Former vice-president Joe Biden reintroduced himself to South Carolina voters at gatherings he’s attended many times before. His rivals tried to convince a boisterous throng at a Friday event to consider a new path.

“I think I’ve been in every one of your counties over the years,” Biden said at House Majority Whip Jim Clyburn’s annual fish fry, a long-standing event that this year has blossomed into a centerpiece ahead of the 2020 election.

The 76-year-old Biden touted his friendship with Clyburn and other South Carolina politicians, including former Senator Fritz Hollings, whom the Democratic front-runner eulogised earlier this year.

Massachusetts Senator Elizabeth Warren, meanwhile, made her usual detailed policy pitch. Senator Kamala Harris of California, one of two major black candidates, called attention to civil rights heroes in a state where black voters typically make up a majority of Democratic primary electorates. And lesser known candidates tried to capitalise on the spotlight, with the likes of entrepreneur Andrew Yang getting a boisterous welcome despite barely registering in national polls.

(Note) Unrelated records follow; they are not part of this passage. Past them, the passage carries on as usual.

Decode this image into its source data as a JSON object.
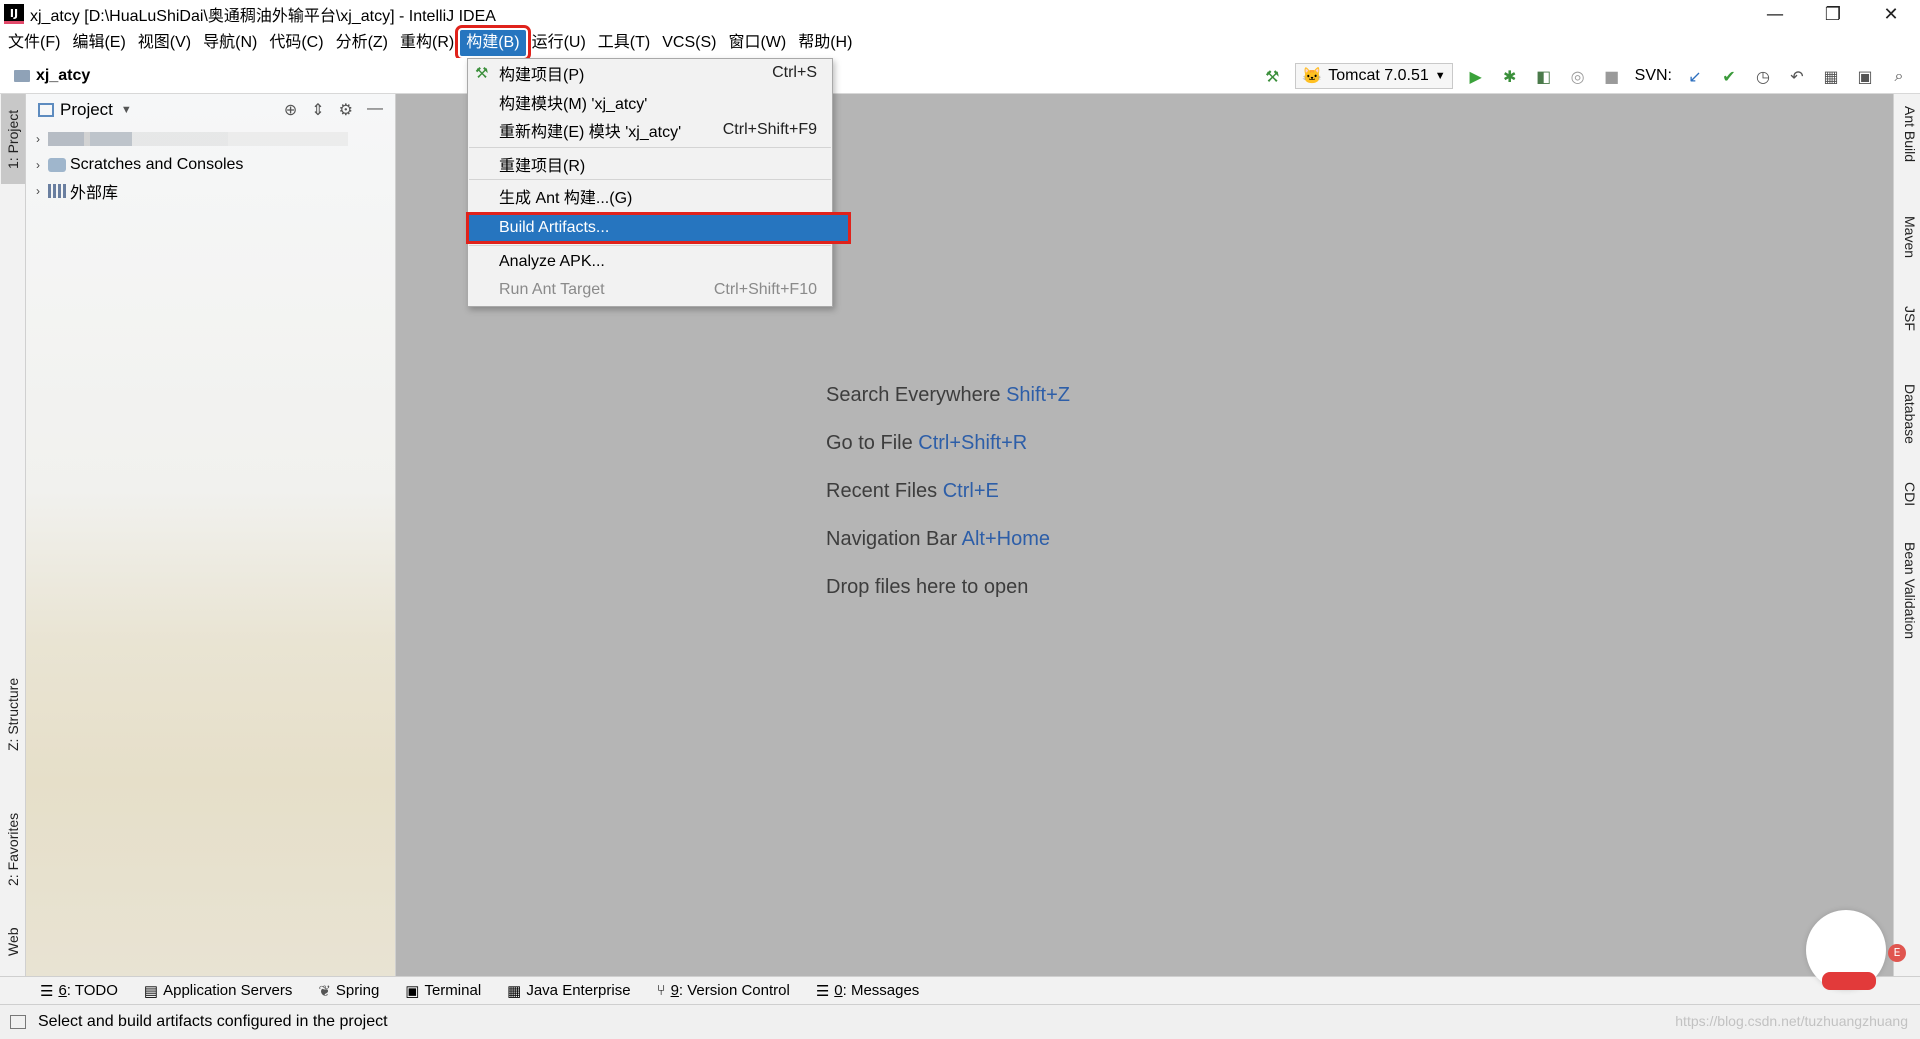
{
  "window": {
    "title": "xj_atcy [D:\\HuaLuShiDai\\奥通稠油外输平台\\xj_atcy] - IntelliJ IDEA",
    "app_icon_text": "IJ",
    "minimize": "—",
    "restore": "❐",
    "close": "✕"
  },
  "menubar": {
    "items": [
      "文件(F)",
      "编辑(E)",
      "视图(V)",
      "导航(N)",
      "代码(C)",
      "分析(Z)",
      "重构(R)",
      "构建(B)",
      "运行(U)",
      "工具(T)",
      "VCS(S)",
      "窗口(W)",
      "帮助(H)"
    ],
    "active_index": 7
  },
  "navbar": {
    "breadcrumb": "xj_atcy",
    "run_config": "Tomcat 7.0.51",
    "svn_label": "SVN:"
  },
  "left_tabs": {
    "project": "1: Project",
    "structure": "Z: Structure",
    "favorites": "2: Favorites",
    "web": "Web"
  },
  "project_panel": {
    "title": "Project",
    "tree": [
      {
        "label": "Scratches and Consoles"
      },
      {
        "label": "外部库"
      }
    ]
  },
  "build_menu": {
    "items": [
      {
        "label": "构建项目(P)",
        "shortcut": "Ctrl+S",
        "disabled": false
      },
      {
        "label": "构建模块(M) 'xj_atcy'",
        "shortcut": "",
        "disabled": false
      },
      {
        "label": "重新构建(E) 模块 'xj_atcy'",
        "shortcut": "Ctrl+Shift+F9",
        "disabled": false
      },
      {
        "label": "重建项目(R)",
        "shortcut": "",
        "disabled": false
      },
      {
        "label": "生成 Ant 构建...(G)",
        "shortcut": "",
        "disabled": false
      },
      {
        "label": "Build Artifacts...",
        "shortcut": "",
        "disabled": false,
        "selected": true
      },
      {
        "label": "Analyze APK...",
        "shortcut": "",
        "disabled": false
      },
      {
        "label": "Run Ant Target",
        "shortcut": "Ctrl+Shift+F10",
        "disabled": true
      }
    ]
  },
  "editor_hints": [
    {
      "text": "Search Everywhere",
      "key": "Shift+Z"
    },
    {
      "text": "Go to File",
      "key": "Ctrl+Shift+R"
    },
    {
      "text": "Recent Files",
      "key": "Ctrl+E"
    },
    {
      "text": "Navigation Bar",
      "key": "Alt+Home"
    },
    {
      "text": "Drop files here to open",
      "key": ""
    }
  ],
  "right_tabs": [
    "Ant Build",
    "Maven",
    "JSF",
    "Database",
    "CDI",
    "Bean Validation"
  ],
  "bottom_tools": [
    {
      "num": "6",
      "label": ": TODO"
    },
    {
      "num": "",
      "label": "Application Servers"
    },
    {
      "num": "",
      "label": "Spring"
    },
    {
      "num": "",
      "label": "Terminal"
    },
    {
      "num": "",
      "label": "Java Enterprise"
    },
    {
      "num": "9",
      "label": ": Version Control"
    },
    {
      "num": "0",
      "label": ": Messages"
    }
  ],
  "statusbar": {
    "text": "Select and build artifacts configured in the project",
    "watermark": "https://blog.csdn.net/tuzhuangzhuang"
  },
  "mascot": {
    "badge": "E"
  }
}
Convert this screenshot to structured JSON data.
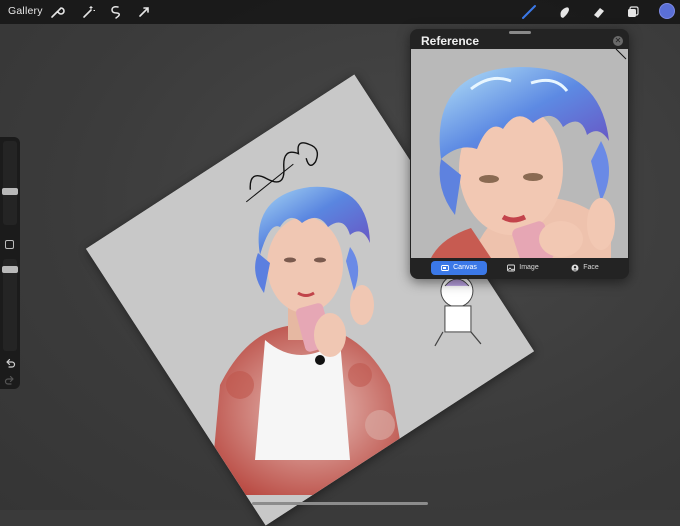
{
  "toolbar": {
    "gallery_label": "Gallery",
    "left_tools": [
      "wrench-icon",
      "magic-wand-icon",
      "selection-icon",
      "transform-icon"
    ],
    "right_tools": [
      "brush-icon",
      "smudge-icon",
      "eraser-icon",
      "layers-icon"
    ],
    "active_tool": "brush-icon",
    "accent_color": "#3b78e7",
    "current_color": "#5a6fd6"
  },
  "sidebar": {
    "brush_size_level": 0.55,
    "opacity_level": 0.92,
    "controls": [
      "modify-button",
      "undo-icon",
      "redo-icon"
    ]
  },
  "canvas": {
    "artwork": "digital-illustration",
    "signature_text": "Helenaconal"
  },
  "reference": {
    "title": "Reference",
    "tabs": [
      {
        "label": "Canvas",
        "icon": "canvas-icon",
        "active": true
      },
      {
        "label": "Image",
        "icon": "image-icon",
        "active": false
      },
      {
        "label": "Face",
        "icon": "face-icon",
        "active": false
      }
    ]
  }
}
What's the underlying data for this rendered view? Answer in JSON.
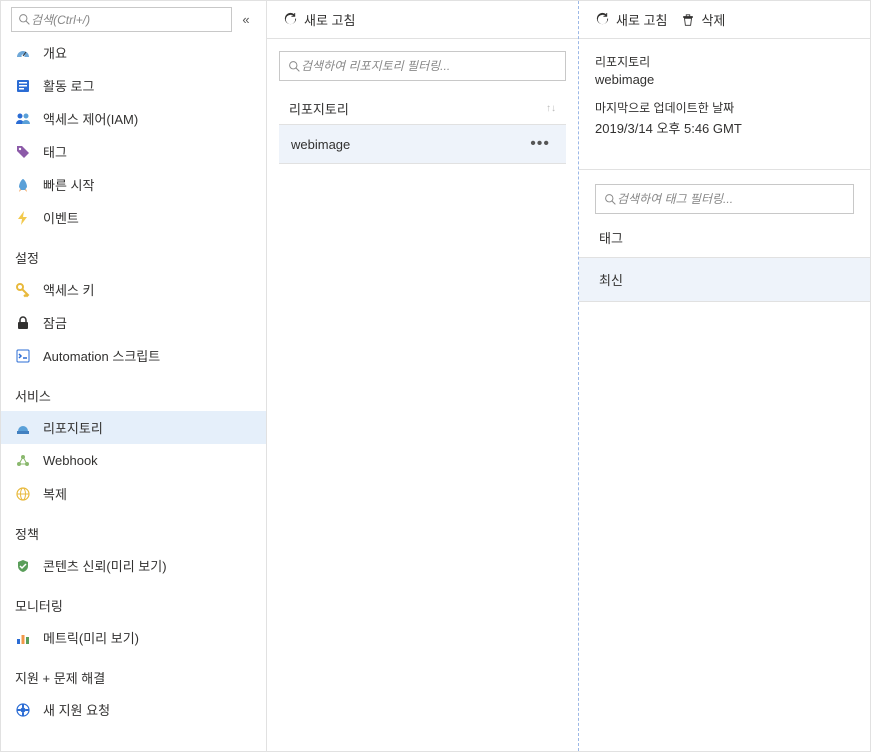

The fish fry is a highlight of a big political weekend in South Carolina. Candidates also attended the state party’s annual fundraising gala on Friday evening ahead of the Clyburn party. The state party convention and a Planned Parenthood forum on abortion rights to followed yesterday.

A proving ground

The itinerary gives candidates a key opportunity to court the black voters who are crucial in South Carolina politics, while also reaching a sometimes underappreciated block of moderate whites. The electorate here reflects those in other Southern states that follow quickly on the nominating calendar, offering candidates a proving ground to test their message.

Biden leads most national and early nominating state polls, with notable strength among South Carolina’s older black voters and moderate whites that dominate the Democratic primary here. But locals point to this weekend as a way for candidates to help reset the race ahead of the first debates next week in Miami.

“People see vice-president Biden as one of us, but most people are wide open,” said former state party chairwoman Carol Fowler, who is uncommitted in the primary. “They just want to be part of the process of defeating Donald Trump.”

Neither Warren nor Harris — two of Biden’s top rivals — mentioned the front-runner, but both drew a contrast in style. “We need big, structural change in this country, in this economy. And big structural change starts with big ideas,” Warren said, offering a list of ways she’d spend new revenue from her proposed tax on the wealthiest American fortunes.

Harris, one of two top candidates who is black, called attention to the recent fourth anniversary of a white supremacist massacre of nine black men and women at a Charleston, South Carolina, church. And she mentioned generations of civil rights activists who preceded her candidacy. Both groups, she said, were “heroes who fought and died for equality.”

Most candidates on Friday stuck to praising Clyburn, the highest-ranking black member of Congress, and promised to focus on marginalised Americans and the middle class.